At the same time, the brand’s high pricing had locked it out of the lucrative entry-level sports car market that was currently being plundered by upstarts like Porsche (with the 911) and a slew of British contenders (some shed-built, others more elegantly manufactured).
Jano’s V6 engine appeared to provide a solution to both of these issues. By installing a modestly tuned version of this motor amidships, Ferrari could allay his own fears about overpowering customer capabilities out on the road. At the same time, it enabled the company to create a sub-brand that could tackle the more affordable sports car segment without tarnishing its top-level offerings.
The name given to the new cars? Dino, of course.
Almost a Ferrari
The initial offering — the 1967 Dino 206 GT — married a body from design house Pininfarina (that had been well-received on the show car circuit the year before) with Vittorio Jano’s successful V6 engine. Featuring sugar-scoop headlight buckets, swooping front fenders and a gracefully sloping roofline, the 206 GT was equipped with a 180-horsepower version of the Dino 2.0-liter V6. Carved out of aluminum, the engine wasn’t just the first V6 production model from Ferrari, but it also debuted rack-and-pinion steering along with electronic ignition.

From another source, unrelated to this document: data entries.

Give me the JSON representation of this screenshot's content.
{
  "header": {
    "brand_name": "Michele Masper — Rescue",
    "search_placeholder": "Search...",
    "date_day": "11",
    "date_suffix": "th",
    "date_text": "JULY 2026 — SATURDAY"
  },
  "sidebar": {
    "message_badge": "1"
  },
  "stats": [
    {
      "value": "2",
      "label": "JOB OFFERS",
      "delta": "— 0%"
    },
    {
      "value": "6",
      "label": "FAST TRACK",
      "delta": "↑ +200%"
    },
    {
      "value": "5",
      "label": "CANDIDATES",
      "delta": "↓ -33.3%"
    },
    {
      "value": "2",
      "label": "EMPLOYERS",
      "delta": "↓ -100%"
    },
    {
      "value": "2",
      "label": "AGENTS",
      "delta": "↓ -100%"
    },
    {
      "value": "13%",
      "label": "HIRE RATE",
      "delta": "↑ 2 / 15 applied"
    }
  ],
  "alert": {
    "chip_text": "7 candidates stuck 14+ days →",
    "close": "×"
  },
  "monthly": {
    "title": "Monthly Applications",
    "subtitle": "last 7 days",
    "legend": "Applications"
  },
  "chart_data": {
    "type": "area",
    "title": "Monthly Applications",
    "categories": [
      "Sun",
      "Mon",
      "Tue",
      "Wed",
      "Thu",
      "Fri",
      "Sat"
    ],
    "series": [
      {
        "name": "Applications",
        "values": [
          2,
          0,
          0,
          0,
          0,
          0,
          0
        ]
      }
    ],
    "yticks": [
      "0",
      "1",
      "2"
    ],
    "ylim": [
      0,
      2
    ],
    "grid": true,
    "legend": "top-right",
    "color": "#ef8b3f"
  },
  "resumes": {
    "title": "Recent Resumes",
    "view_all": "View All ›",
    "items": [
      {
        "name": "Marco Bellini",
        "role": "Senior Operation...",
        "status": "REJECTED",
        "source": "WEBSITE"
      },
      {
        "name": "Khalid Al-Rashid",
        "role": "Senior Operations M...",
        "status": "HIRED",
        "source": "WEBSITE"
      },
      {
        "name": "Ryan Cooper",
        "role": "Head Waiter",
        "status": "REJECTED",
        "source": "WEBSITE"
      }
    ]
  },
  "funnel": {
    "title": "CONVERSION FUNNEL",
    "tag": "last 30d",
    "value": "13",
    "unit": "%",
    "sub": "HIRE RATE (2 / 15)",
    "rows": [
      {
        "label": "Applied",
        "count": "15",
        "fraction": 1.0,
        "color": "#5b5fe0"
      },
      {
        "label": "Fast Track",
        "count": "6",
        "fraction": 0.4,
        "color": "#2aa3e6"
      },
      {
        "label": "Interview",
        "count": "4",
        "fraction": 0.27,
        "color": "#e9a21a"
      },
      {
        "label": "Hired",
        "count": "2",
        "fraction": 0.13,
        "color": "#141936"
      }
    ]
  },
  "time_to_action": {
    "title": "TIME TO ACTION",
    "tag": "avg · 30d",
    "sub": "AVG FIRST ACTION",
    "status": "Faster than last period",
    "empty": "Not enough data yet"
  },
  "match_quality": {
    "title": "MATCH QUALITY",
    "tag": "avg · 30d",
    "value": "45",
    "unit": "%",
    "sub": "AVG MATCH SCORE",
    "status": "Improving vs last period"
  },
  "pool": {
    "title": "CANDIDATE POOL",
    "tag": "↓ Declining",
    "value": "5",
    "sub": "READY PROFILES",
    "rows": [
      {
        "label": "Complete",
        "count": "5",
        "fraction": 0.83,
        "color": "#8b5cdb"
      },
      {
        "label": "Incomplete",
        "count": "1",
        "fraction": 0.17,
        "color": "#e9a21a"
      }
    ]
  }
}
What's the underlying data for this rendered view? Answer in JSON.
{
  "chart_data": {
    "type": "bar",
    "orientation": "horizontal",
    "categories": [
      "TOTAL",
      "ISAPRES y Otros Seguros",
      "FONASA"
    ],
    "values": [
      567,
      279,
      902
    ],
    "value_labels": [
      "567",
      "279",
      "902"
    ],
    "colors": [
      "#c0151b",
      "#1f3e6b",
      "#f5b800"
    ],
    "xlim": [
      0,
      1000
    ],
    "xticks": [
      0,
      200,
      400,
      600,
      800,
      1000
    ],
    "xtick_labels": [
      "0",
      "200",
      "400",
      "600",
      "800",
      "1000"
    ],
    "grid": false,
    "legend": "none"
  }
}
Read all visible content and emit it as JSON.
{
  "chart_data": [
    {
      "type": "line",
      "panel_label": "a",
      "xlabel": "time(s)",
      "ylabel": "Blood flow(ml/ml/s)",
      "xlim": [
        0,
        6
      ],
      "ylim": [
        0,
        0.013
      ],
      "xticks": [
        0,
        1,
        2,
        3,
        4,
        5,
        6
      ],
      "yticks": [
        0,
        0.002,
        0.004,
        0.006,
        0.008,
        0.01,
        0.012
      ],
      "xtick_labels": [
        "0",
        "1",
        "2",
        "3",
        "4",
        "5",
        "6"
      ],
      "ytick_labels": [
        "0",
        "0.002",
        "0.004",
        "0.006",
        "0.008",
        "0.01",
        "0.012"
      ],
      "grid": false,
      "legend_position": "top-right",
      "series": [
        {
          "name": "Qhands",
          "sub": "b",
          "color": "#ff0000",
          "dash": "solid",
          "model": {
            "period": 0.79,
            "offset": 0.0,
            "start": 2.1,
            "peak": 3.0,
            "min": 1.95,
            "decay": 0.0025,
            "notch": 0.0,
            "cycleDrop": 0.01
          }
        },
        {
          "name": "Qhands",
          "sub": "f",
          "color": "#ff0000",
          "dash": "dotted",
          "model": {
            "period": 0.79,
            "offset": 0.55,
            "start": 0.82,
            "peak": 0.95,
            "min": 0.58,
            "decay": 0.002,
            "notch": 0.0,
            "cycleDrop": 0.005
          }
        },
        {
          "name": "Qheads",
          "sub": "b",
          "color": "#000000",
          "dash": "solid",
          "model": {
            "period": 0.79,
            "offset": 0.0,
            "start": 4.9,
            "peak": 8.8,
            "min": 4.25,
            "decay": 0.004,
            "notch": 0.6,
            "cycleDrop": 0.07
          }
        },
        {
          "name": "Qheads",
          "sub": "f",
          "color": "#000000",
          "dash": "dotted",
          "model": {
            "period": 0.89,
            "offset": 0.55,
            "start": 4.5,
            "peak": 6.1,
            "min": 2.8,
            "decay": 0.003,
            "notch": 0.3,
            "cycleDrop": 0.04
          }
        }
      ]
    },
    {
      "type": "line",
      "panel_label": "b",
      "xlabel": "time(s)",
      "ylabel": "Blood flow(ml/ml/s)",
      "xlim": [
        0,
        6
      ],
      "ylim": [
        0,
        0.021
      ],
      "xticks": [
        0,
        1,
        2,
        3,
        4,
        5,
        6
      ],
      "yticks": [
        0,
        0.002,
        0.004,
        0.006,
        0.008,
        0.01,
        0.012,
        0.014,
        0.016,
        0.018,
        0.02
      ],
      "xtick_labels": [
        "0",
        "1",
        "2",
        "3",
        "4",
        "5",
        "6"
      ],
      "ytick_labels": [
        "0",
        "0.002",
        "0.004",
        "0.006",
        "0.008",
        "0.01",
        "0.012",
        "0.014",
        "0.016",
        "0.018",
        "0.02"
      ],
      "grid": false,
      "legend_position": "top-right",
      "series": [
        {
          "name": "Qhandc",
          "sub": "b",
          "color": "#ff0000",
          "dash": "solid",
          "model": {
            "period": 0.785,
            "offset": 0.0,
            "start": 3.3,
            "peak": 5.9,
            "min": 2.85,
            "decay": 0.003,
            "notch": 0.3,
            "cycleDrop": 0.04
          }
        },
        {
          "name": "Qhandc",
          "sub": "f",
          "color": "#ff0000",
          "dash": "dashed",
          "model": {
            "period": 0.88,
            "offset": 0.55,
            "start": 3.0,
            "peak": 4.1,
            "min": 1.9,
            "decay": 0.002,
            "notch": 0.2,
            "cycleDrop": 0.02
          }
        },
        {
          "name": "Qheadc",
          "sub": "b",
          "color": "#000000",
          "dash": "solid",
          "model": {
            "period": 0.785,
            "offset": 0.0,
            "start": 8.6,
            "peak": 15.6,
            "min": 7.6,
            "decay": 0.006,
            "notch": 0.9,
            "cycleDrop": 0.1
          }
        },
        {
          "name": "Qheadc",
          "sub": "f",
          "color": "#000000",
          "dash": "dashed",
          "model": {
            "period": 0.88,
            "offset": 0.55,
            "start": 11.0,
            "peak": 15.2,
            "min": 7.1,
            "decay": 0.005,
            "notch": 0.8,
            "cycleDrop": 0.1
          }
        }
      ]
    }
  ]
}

The Dino’s displacement grew to 2.4 liters by 1969 (in the 246 GT and GTS), giving it just over 190 horsepower, and Pininfarina chopped off the roof to give it a targa-like “Spyder” body style during the same period. The top speed for the mightier model was rated at just under 150 mph. Far more 246s were sold compared to the original 206 (roughly 3,500 examples, versus 152 versions of the original), and as volumes climbed Ferrari cut costs by moving from an aluminum body to a steel carapace (as well as an iron engine block for the V6’s aluminum head).
The Dino engine was also available under the hood of the Fiat Dino, a traditional front-engine sports coupe and convertible built during roughly the same time (1966-1973) in order to provide enough sales volume to meet Formula 2 regulations.
Death and Rebirth
By 1974, it was clear that the Dino strategy was only a moderate success for Ferrari. Lower prices, combined with equally modest sales figures, made it difficult to squeeze much profit from the line of cars whose original $13,000 price tag — while double or triple that of a muscle car of the mid-1960s — was well below what the company was used to asking.
At the same time, the energy shocks of the early 1970s were beginning to catch up with the high-performance crowd, making the Dino (which lacked Ferrari’s brand recognition and prestige) a harder sell. It wasn’t long before 246s and 206s had fallen out of favor with the brand’s wealthy customers, scuttling plans to expand the Dino family to include the four-seat 308 GT4 (which introduced the automaker’s first V8 engine). When that car arrived in 1974, it did so with a prancing horse badge on the hood. While the Dino branding experiment was over, mid-engine V8 Ferraris became the brand’s bread and butter, serving as its strongest sellers all the way to today.
At the time there was much debate among sports car fans as to whether the Dino was truly a Ferrari, but from a modern perspective that’s no longer an issue. The 206 and the 246 are both seen as a legitimate part of the company’s heritage (with auction prices to prove it), and, just as Enzo intended when he poured his grief over the loss of his son into sheet metal and snarling pistons, have become true members of the Ferrari family.